Level 1 — Understand

1. What are the three properties that make an abstraction good, as described in this chapter?

2. What does the Law of Leaky Abstractions state, and what does it imply for interface design?

3. Name two real-world examples from the chapter where an abstraction has survived significant underlying change, and identify what made each interface stable.

Level 2 — Apply

1. A team exposes a UserRepository interface with methods findById, findByEmail, save, delete, and findAllByCreatedDateBetween. Which methods are likely to leak implementation details? Rewrite the interface to expose only what callers need, and describe what you removed and why.

2. A logging abstraction currently defines log(level, message, timestamp, hostname, pid). A new implementation — a cloud logging service — does not use pid or hostname (it derives them automatically). What does this tell you about the interface design? Propose a corrected interface and explain the tradeoff.

3. Two services share a PaymentResult type defined in a shared library. Team A adds a new field processorFee to the type and deploys. Team B has not deployed yet. Describe exactly what breaks and which failure mode this represents.

Level 3 — Design

1. Design a CacheStore interface that could be implemented by an in-memory LRU cache, Redis, and a distributed consistent cache (like etcd). Identify which operations are safe to include in a shared interface, which are implementation-specific and must be excluded, and where leakage is inevitable under failure scenarios. Name the tradeoffs using AT codes.

A complete answer will: (1) define a minimal safe interface (get, set, delete, exists) and justify why distributed-specific operations (e.g., distributed locking, watch/notify, CAS) must be excluded — callers that assume these operations exist cannot safely use the in-memory implementation, violating the Liskov Substitution Principle, (2) name AT3 (Simplicity/Flexibility): a minimal interface is easy for all implementations to satisfy but forces callers to work at the lowest common denominator; a richer interface enables callers to use more powerful features but narrows the set of valid implementations, (3) identify where leakage is inevitable: failure semantics differ across implementations — an in-memory LRU never throws a network error, Redis may throw a connection timeout, etcd may throw a quorum failure; a shared interface cannot fully abstract these differences, and callers must either handle implementation-specific exceptions or the interface must define a unified exception hierarchy, and (4) name FM1 (single point of failure) for the Redis implementation (a single Redis node behind the interface is a SPOF that the in-process LRU never is) and FM12 (network partition) for etcd — state that an abstraction hiding these failure modes from callers produces callers that cannot handle the failures correctly.

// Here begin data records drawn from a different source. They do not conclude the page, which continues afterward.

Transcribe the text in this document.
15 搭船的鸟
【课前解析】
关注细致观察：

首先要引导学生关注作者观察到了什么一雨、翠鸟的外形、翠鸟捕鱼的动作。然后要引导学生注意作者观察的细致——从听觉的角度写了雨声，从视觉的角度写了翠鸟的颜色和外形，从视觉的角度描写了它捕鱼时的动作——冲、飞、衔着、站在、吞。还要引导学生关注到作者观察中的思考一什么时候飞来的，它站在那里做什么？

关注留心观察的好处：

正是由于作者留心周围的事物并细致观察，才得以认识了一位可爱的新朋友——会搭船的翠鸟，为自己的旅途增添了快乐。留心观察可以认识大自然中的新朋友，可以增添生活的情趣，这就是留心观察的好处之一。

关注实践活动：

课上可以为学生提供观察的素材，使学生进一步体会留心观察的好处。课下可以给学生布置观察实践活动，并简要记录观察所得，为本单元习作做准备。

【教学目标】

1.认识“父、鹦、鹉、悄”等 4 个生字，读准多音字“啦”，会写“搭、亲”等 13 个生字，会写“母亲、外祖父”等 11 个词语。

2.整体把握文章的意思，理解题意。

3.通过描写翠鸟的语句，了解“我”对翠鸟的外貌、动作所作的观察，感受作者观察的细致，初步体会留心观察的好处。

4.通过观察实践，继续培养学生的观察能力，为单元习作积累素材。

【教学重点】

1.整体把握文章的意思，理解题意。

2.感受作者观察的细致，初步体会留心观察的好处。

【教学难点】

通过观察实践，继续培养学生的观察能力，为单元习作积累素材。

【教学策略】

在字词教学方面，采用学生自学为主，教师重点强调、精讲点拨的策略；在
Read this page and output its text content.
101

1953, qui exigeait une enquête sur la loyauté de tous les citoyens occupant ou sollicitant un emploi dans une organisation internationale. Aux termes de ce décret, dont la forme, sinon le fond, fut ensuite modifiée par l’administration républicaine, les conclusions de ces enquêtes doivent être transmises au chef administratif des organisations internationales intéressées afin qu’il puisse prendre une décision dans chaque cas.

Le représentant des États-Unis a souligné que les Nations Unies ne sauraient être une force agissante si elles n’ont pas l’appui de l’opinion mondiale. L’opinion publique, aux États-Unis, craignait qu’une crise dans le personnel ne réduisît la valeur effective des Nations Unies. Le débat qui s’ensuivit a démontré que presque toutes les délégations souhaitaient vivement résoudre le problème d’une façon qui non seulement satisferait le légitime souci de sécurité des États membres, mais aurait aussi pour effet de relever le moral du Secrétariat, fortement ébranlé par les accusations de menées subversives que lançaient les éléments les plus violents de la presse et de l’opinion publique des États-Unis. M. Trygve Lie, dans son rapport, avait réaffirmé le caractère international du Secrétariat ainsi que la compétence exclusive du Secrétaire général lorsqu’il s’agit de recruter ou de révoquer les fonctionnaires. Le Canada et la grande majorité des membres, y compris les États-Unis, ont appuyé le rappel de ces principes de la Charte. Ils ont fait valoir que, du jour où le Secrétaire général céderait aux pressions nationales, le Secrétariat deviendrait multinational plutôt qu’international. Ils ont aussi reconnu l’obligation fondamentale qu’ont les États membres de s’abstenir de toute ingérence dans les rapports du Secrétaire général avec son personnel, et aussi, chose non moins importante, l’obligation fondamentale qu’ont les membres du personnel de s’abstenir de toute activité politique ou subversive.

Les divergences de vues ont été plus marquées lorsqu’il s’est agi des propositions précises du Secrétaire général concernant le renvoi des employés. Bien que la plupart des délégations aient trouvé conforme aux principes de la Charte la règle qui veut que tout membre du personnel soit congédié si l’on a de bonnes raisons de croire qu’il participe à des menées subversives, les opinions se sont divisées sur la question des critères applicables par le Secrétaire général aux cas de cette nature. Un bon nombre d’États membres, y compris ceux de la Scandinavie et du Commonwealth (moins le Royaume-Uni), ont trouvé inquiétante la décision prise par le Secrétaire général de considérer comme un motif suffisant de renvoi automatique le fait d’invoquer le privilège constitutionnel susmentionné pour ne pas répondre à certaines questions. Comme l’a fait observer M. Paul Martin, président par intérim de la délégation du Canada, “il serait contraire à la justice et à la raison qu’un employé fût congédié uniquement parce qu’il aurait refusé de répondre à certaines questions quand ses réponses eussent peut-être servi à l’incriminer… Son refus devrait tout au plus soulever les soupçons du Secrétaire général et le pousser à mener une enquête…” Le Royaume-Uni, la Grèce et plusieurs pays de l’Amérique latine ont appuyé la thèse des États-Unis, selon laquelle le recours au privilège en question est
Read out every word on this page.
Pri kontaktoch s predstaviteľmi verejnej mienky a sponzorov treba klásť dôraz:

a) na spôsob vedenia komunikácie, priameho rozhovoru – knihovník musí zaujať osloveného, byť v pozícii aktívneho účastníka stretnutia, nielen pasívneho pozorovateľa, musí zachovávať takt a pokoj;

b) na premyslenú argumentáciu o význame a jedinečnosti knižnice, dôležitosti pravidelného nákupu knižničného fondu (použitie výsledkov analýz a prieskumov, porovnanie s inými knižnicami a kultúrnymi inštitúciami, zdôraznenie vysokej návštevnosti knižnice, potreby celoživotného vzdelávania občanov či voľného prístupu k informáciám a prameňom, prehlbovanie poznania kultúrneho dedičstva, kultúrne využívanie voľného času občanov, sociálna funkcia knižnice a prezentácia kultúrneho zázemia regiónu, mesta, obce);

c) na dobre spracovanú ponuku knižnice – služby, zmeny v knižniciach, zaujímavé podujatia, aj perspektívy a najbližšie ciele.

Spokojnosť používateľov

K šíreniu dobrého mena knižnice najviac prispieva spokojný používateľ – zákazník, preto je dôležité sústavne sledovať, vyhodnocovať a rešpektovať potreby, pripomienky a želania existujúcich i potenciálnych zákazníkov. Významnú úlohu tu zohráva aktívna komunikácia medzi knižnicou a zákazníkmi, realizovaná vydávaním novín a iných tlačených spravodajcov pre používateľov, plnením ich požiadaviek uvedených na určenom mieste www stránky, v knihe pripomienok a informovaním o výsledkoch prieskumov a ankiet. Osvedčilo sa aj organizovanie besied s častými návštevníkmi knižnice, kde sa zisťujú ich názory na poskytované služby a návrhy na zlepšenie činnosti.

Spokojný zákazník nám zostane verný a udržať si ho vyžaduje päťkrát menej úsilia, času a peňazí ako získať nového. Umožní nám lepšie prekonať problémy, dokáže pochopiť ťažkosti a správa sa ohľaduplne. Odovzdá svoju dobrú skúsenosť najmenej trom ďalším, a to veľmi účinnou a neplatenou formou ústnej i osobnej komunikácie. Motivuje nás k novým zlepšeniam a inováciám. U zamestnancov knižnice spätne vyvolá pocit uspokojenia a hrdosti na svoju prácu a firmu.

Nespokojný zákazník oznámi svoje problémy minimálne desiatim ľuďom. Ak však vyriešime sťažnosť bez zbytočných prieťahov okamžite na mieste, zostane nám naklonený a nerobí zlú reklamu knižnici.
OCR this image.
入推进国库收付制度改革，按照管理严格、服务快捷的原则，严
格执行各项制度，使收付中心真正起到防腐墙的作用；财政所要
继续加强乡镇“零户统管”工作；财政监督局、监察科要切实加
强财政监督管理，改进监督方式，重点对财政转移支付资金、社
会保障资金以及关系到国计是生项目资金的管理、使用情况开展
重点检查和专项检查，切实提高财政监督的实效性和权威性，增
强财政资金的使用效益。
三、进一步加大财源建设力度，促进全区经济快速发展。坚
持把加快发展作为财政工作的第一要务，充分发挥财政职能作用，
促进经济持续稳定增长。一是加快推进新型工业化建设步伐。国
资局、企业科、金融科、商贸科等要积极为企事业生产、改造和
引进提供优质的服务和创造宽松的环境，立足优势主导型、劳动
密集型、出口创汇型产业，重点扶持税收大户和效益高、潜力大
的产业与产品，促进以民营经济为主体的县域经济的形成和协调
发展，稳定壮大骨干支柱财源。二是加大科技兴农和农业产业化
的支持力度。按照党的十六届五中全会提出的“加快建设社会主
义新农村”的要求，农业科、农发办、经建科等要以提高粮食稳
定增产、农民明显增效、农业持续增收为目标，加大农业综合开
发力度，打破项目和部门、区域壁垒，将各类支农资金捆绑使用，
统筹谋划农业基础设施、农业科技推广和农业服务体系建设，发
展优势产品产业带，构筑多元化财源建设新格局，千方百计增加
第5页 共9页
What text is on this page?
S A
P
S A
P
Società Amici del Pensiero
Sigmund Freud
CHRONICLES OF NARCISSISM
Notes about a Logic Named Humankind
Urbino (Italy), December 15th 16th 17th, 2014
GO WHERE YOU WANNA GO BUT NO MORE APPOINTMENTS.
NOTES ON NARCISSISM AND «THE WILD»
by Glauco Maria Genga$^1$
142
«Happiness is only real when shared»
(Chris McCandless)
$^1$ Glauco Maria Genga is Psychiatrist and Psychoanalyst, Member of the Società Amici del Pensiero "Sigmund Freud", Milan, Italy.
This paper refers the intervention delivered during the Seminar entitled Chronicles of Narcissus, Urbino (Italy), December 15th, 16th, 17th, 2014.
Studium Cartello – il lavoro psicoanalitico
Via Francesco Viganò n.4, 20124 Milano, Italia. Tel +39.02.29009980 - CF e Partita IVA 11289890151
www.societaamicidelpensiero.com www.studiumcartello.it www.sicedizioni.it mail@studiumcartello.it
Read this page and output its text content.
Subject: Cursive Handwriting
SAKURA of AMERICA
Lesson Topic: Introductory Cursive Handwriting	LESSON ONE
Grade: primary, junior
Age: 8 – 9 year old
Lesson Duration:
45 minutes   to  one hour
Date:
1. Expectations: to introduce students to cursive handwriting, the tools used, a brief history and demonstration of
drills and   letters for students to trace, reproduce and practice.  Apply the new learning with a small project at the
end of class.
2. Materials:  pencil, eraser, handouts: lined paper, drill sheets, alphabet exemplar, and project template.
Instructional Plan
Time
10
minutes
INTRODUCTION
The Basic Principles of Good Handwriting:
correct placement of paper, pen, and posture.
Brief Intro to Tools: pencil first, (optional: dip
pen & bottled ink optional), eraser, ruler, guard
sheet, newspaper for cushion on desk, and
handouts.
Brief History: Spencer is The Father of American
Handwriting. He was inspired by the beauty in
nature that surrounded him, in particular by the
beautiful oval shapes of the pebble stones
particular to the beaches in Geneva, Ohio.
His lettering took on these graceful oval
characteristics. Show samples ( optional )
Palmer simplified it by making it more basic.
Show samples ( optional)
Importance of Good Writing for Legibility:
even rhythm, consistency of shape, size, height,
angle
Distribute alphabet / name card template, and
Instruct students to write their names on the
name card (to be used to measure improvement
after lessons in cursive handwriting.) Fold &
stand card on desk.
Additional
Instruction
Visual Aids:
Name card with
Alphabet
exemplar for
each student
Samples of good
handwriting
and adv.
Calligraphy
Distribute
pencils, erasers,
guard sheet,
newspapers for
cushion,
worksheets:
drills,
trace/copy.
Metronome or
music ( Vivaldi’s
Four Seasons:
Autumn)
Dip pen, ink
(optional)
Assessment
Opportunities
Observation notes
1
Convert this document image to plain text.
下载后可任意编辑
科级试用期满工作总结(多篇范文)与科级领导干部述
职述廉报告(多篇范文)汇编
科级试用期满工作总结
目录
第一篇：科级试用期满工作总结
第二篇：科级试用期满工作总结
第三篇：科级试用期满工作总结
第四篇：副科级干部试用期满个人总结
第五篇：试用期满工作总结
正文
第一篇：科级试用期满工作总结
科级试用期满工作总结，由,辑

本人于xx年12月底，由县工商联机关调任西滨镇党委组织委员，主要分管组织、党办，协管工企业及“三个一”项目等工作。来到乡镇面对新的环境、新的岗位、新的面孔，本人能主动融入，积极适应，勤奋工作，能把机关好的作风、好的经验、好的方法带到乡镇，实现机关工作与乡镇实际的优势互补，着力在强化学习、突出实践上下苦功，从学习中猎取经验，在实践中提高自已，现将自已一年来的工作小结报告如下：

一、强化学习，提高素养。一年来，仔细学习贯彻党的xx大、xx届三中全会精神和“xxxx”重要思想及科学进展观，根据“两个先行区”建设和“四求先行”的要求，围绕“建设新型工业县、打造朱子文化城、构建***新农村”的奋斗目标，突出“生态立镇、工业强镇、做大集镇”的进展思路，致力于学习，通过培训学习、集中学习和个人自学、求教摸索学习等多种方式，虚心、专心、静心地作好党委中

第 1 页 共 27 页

2. A company is migrating from one payment processor to another. The existing code calls the old processor’s SDK directly at forty call sites. Design a migration strategy using abstraction that allows the migration to happen incrementally, without a flag day, and without modifying all forty call sites at once. Name the pattern, describe the interface, and identify the failure modes during the migration window.

A complete answer will: (1) name the Façade (or Adapter) pattern and describe a PaymentProcessor interface that wraps both the old and new processor SDKs — the forty call sites are updated once to call the interface instead of the old SDK directly, and the interface implementation routes to old or new processor based on a feature flag, (2) design the incremental migration: route a configurable percentage of transactions to the new processor (e.g., 1%, 10%, 50%, 100%) with the ability to roll back to 0% without a code deployment — specify the AT3 tradeoff (the routing layer adds code complexity but eliminates flag-day risk), (3) name FM2 (cascading failure) during the migration window: if the new processor’s API returns unexpected errors, the calling code must not crash — the interface must implement a fallback that retries on the old processor for recoverable errors, with the AT1 tradeoff (consistency of which processor charged the card vs. availability of the transaction) stated explicitly, and (4) identify the FM4 risk (stale data / dual-write inconsistency): during the window when both processors are active, refund and dispute queries must check both processor histories — propose a transaction log that records which processor handled each charge, enabling correct routing of refunds.